OUTSOURCING a worthwhile resource
15 Jan 2000
It might be a new year but the time of celebration is soon over, particularly for operators of process plants gearing themselves up to cope with the ravages of winter. Most plants are, of course, designed to cope with some abnormal weather or at least their operators think they are but things can go very wrong, very quickly. This happened to BP Chemicals last winter at its Grangemouth petrochemical complex when effective ambient temperatures dropped to -30 degrees C on occasions. Not a particular problem for the core ethylene and butadiene processes, but a major headache for the water demineralisation plant supplying the site's boilers.
As the temperature plummeted, output from the demin plant was greatly reduced as it was impossible to regenerate the ion exchange beds due to frozen pipes. The ethylene and butadiene manufacturing team were immediately faced with the possibility of dropping production levels by as much as 10 per cent, or around £400 000 worth of lost production. What BP needed, and urgently, was help.
One 'phone call was all that was needed for that help to arrive promptly not a knight in shining armour, nor the Lone Ranger on a white horse, but a gleaming white trailer full of shining ion exchange vessels, courtesy of Ecolochem International. 'As soon as Ecolochem arrived,' said Jane Stevenson, BP Chemical's manufacturer engineer, 'their ion exchange unit was linked to our demin plant and within a short time we had more than enough water for our processes.'
TRAILER FOR RENT ONLY
That trailer a 20ton juggernaut measuring 13.3m x 2.4m x 4m was one of Ecolohem's MobileFlow ion exchange units, but could just as easily have been kitted out for reverse osmosis duty as a MobileRO system.
Units like these are Ecolochem's instant answer to the sort of emergency experienced at Grangemouth. But they, or the equipment and technology they contain, can also fulfil the other important role that Ecolochem plays. This is as a provider of an outsourcing capability for companies no longer wanting to take in-house responsibility for its water treatment utility.

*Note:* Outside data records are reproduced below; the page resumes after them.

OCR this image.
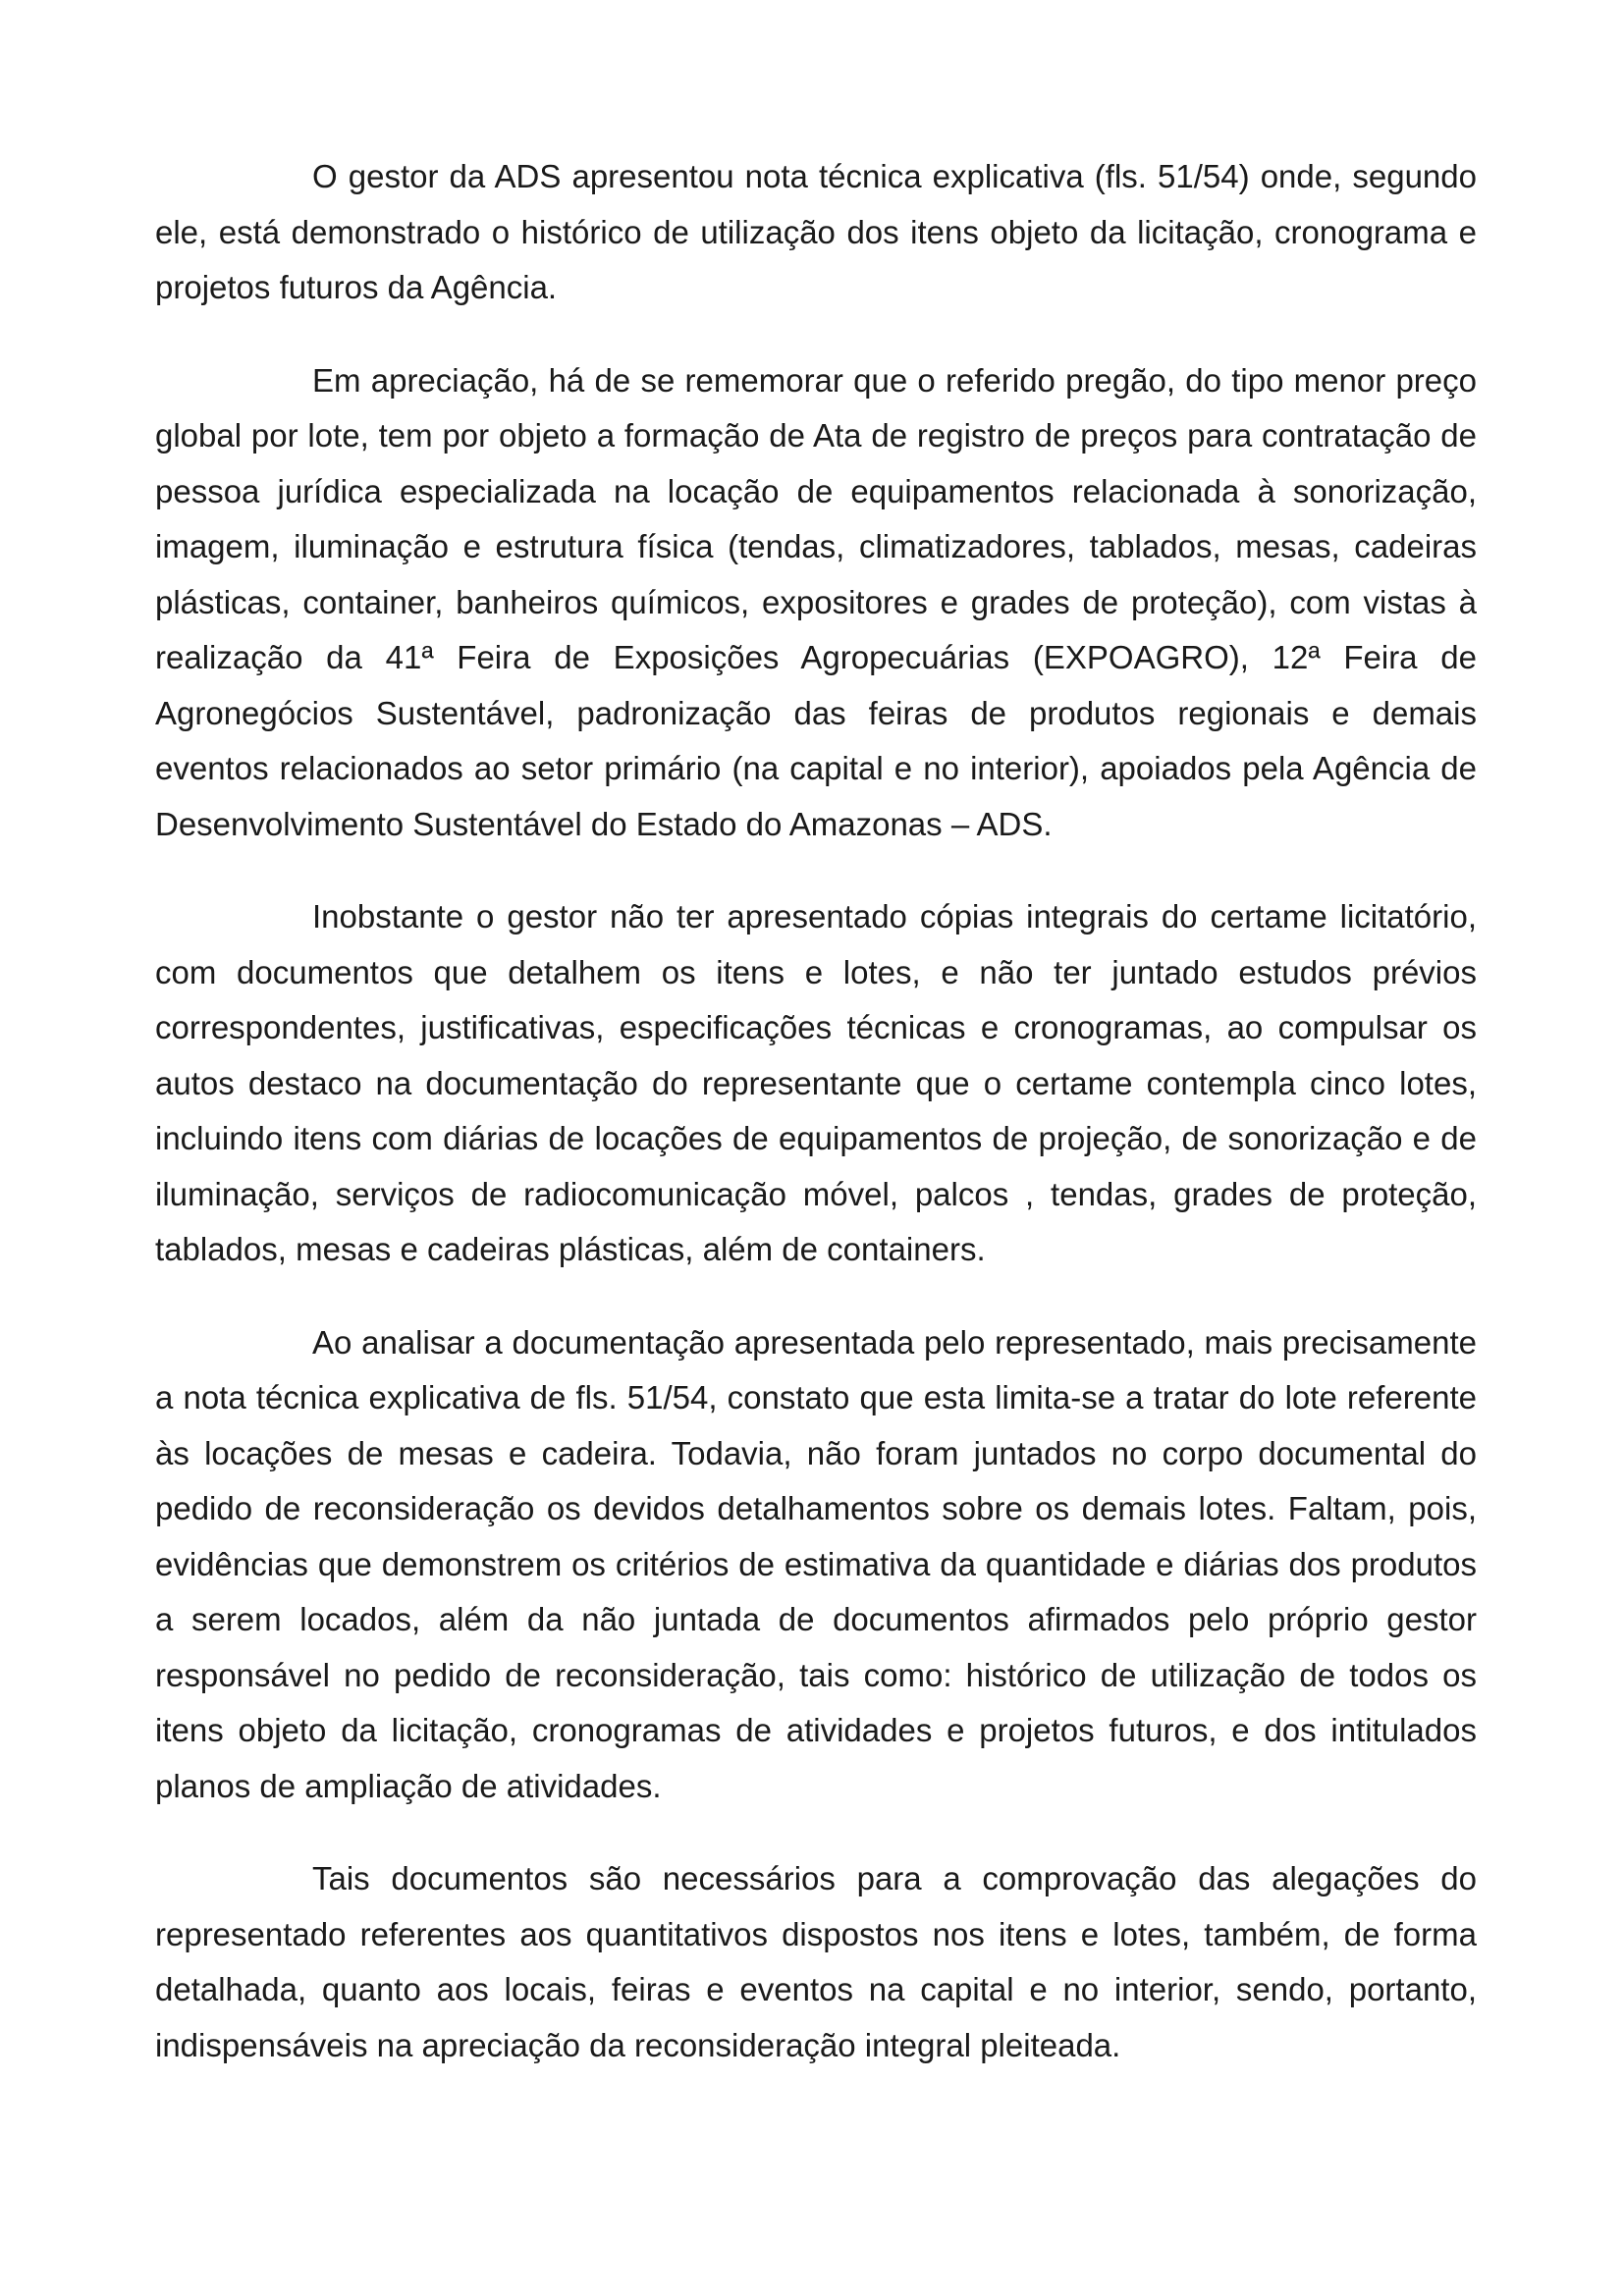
O gestor da ADS apresentou nota técnica explicativa (fls. 51/54) onde, segundo ele, está demonstrado o histórico de utilização dos itens objeto da licitação, cronograma e projetos futuros da Agência.

Em apreciação, há de se rememorar que o referido pregão, do tipo menor preço global por lote, tem por objeto a formação de Ata de registro de preços para contratação de pessoa jurídica especializada na locação de equipamentos relacionada à sonorização, imagem, iluminação e estrutura física (tendas, climatizadores, tablados, mesas, cadeiras plásticas, container, banheiros químicos, expositores e grades de proteção), com vistas à realização da 41ª Feira de Exposições Agropecuárias (EXPOAGRO), 12ª Feira de Agronegócios Sustentável, padronização das feiras de produtos regionais e demais eventos relacionados ao setor primário (na capital e no interior), apoiados pela Agência de Desenvolvimento Sustentável do Estado do Amazonas – ADS.

Inobstante o gestor não ter apresentado cópias integrais do certame licitatório, com documentos que detalhem os itens e lotes, e não ter juntado estudos prévios correspondentes, justificativas, especificações técnicas e cronogramas, ao compulsar os autos destaco na documentação do representante que o certame contempla cinco lotes, incluindo itens com diárias de locações de equipamentos de projeção, de sonorização e de iluminação, serviços de radiocomunicação móvel, palcos , tendas, grades de proteção, tablados, mesas e cadeiras plásticas, além de containers.

Ao analisar a documentação apresentada pelo representado, mais precisamente a nota técnica explicativa de fls. 51/54, constato que esta limita-se a tratar do lote referente às locações de mesas e cadeira. Todavia, não foram juntados no corpo documental do pedido de reconsideração os devidos detalhamentos sobre os demais lotes. Faltam, pois, evidências que demonstrem os critérios de estimativa da quantidade e diárias dos produtos a serem locados, além da não juntada de documentos afirmados pelo próprio gestor responsável no pedido de reconsideração, tais como: histórico de utilização de todos os itens objeto da licitação, cronogramas de atividades e projetos futuros, e dos intitulados planos de ampliação de atividades.

Tais documentos são necessários para a comprovação das alegações do representado referentes aos quantitativos dispostos nos itens e lotes, também, de forma detalhada, quanto aos locais, feiras e eventos na capital e no interior, sendo, portanto, indispensáveis na apreciação da reconsideração integral pleiteada.
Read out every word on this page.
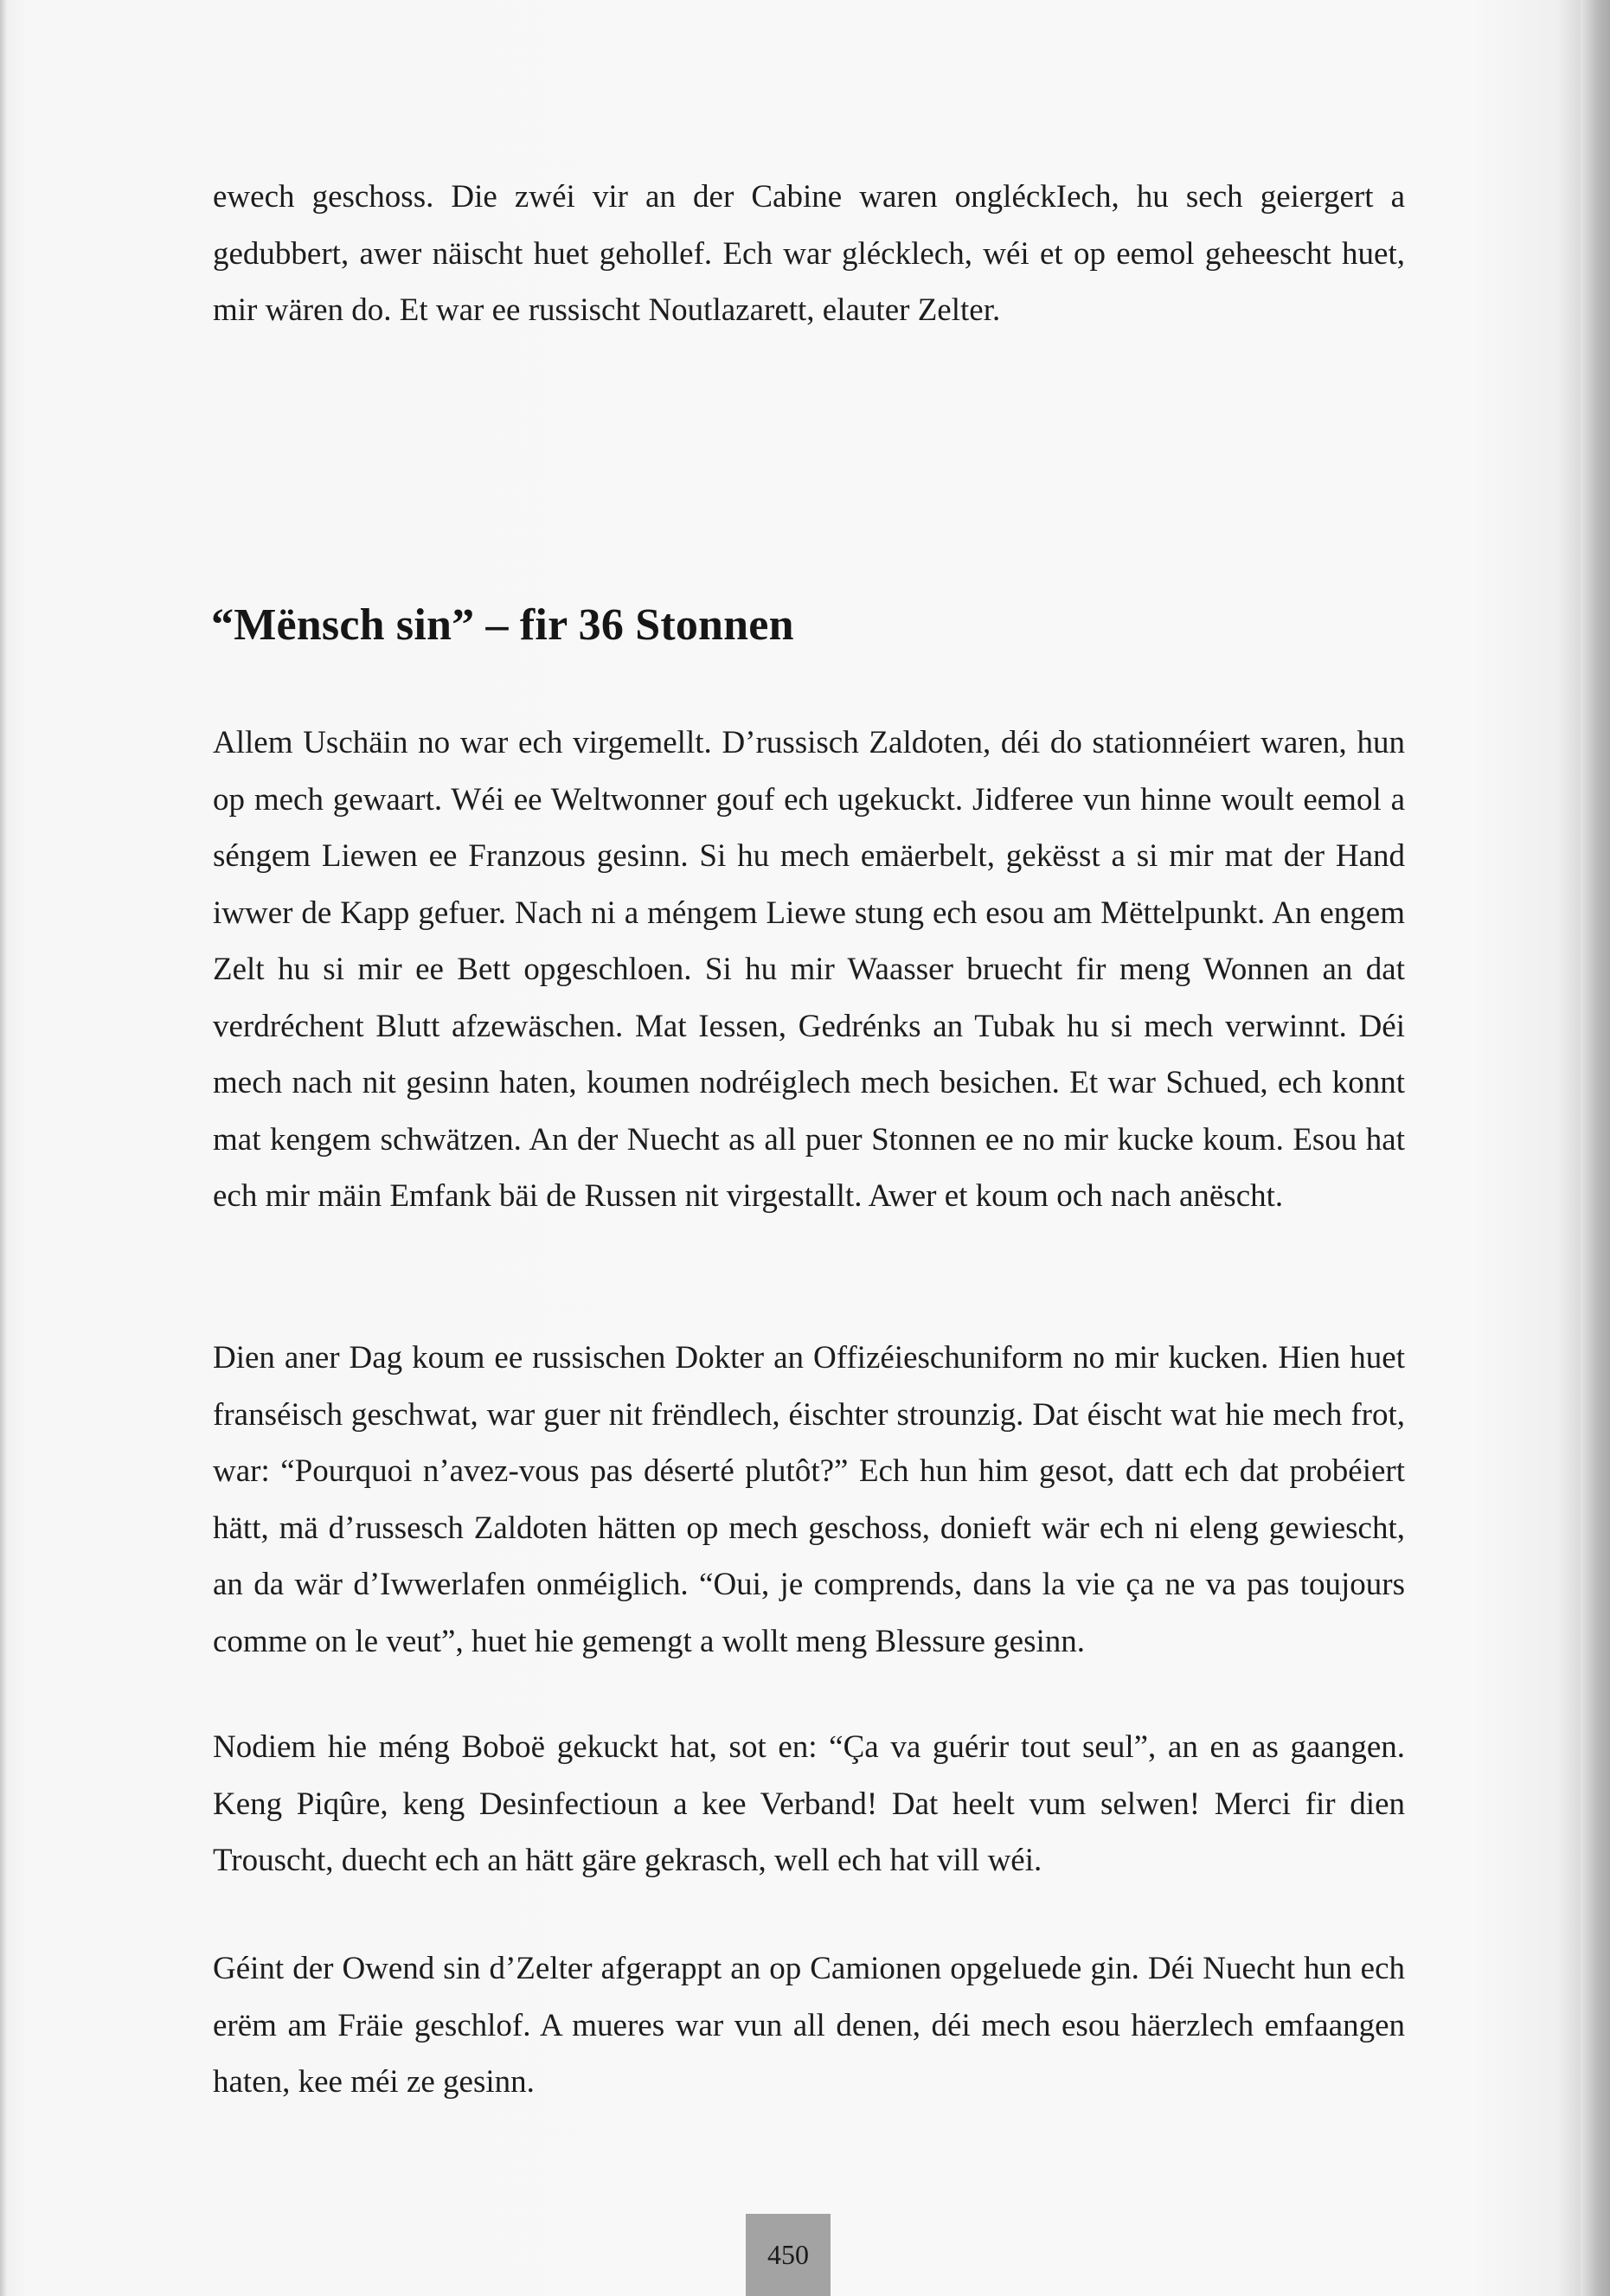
ewech geschoss. Die zwéi vir an der Cabine waren ongléckIech, hu sech geiergert a gedubbert, awer näischt huet gehollef. Ech war glécklech, wéi et op eemol geheescht huet, mir wären do. Et war ee russischt Noutlazarett, elauter Zelter.

“Mënsch sin” – fir 36 Stonnen

Allem Uschäin no war ech virgemellt. D’russisch Zaldoten, déi do stationnéiert waren, hun op mech gewaart. Wéi ee Weltwonner gouf ech ugekuckt. Jidferee vun hinne woult eemol a séngem Liewen ee Franzous gesinn. Si hu mech emäerbelt, gekësst a si mir mat der Hand iwwer de Kapp gefuer. Nach ni a méngem Liewe stung ech esou am Mëttelpunkt. An engem Zelt hu si mir ee Bett opgeschloen. Si hu mir Waasser bruecht fir meng Wonnen an dat verdréchent Blutt afzewäschen. Mat Iessen, Gedrénks an Tubak hu si mech verwinnt. Déi mech nach nit gesinn haten, koumen nodréiglech mech besichen. Et war Schued, ech konnt mat kengem schwätzen. An der Nuecht as all puer Stonnen ee no mir kucke koum. Esou hat ech mir mäin Emfank bäi de Russen nit virgestallt. Awer et koum och nach anëscht.

Dien aner Dag koum ee russischen Dokter an Offizéieschuniform no mir kucken. Hien huet franséisch geschwat, war guer nit frëndlech, éischter strounzig. Dat éischt wat hie mech frot, war: “Pourquoi n’avez-vous pas déserté plutôt?” Ech hun him gesot, datt ech dat probéiert hätt, mä d’russesch Zaldoten hätten op mech geschoss, donieft wär ech ni eleng gewiescht, an da wär d’Iwwerlafen onméiglich. “Oui, je comprends, dans la vie ça ne va pas toujours comme on le veut”, huet hie gemengt a wollt meng Blessure gesinn.

Nodiem hie méng Boboë gekuckt hat, sot en: “Ça va guérir tout seul”, an en as gaangen. Keng Piqûre, keng Desinfectioun a kee Verband! Dat heelt vum selwen! Merci fir dien Trouscht, duecht ech an hätt gäre gekrasch, well ech hat vill wéi.

Géint der Owend sin d’Zelter afgerappt an op Camionen opgeluede gin. Déi Nuecht hun ech erëm am Fräie geschlof. A mueres war vun all denen, déi mech esou häerzlech emfaangen haten, kee méi ze gesinn.

450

According to Mark Dyson, Ecolo- chem's corporate development manager for Europe and the Middle East, the emergency call-out service is just one of three services available from the privately-owned company headquartered in Norfolk, Virginia. The others cater for short-term demands from customers wanting, say, up to 12 months cover for 'planned emergencies' or production peaks; and longer term requirements of anything up to 15 years and more for customers looking to outsource their water treatment operations completely. The latter projects are generally handled by Ecolochem under build, own, operate and maintain (BOOM) contracts, with its customers only having to supply the raw water and plant services. Through discussions with the customer, Ecolochem will arrive at what it considers to be the best technical solution to deliver water of the desired quality and quantity.
Dyson places great emphasis on the service nature of Ecolochem's business. 'We are purely a service operation,' he says. 'We don't sell equipment. Our operators are told that they sell to the customers every day in the service they provide.' All those operators are graduate engineers, either recruited locally in the many countries serviced by Ecolochem, or at least multilingual. The same applies to that all-important other end of the company's business, its response centre for emergency calls. 'There is always someone at the end of the 'phone. That's critical,' Dyson explains. 'Outside of normal business hours, calls are directed to our worldwide despatch centre.
For Dyson's area of responsibility, the hub is at the company's UK headquarters in Peterborough, from where trailers are despatched on 'a first come, first served basis'. Careful juggling of equipment resources between Ecolochem's three main types of business, however, ensures that emergency response time is effectively 'freight time'. The company does have depots at strategic sites throughout Europe, but response is nearly always available out of the Peterborough site.
Faced with the sort of emergency experienced by BP last year, most process companies would have few qualms about picking up the 'phone to call for emergency cover. But choosing to outsource completely a basic utility like water treatment clearly calls for some detailed analysis of the pros and cons before any decision is made.
Dyson believes that, whatever the utility to be outsourced, a company needs to make a comparison between operating and purchasing a system themselves, or outsourcing it to a specialist. 'Each evaluation will be unique,' he says, 'and must be conducted on a case by case basis. With a service contract, costs are spelt out clearly in the service contract. True costs can therefore be predicted, which is not necessarily the case if you own and operate your own system.'
Apart from economic factors, a company considering outsourcing should build up a rapport with the service company so that a level of trust can be arrived at.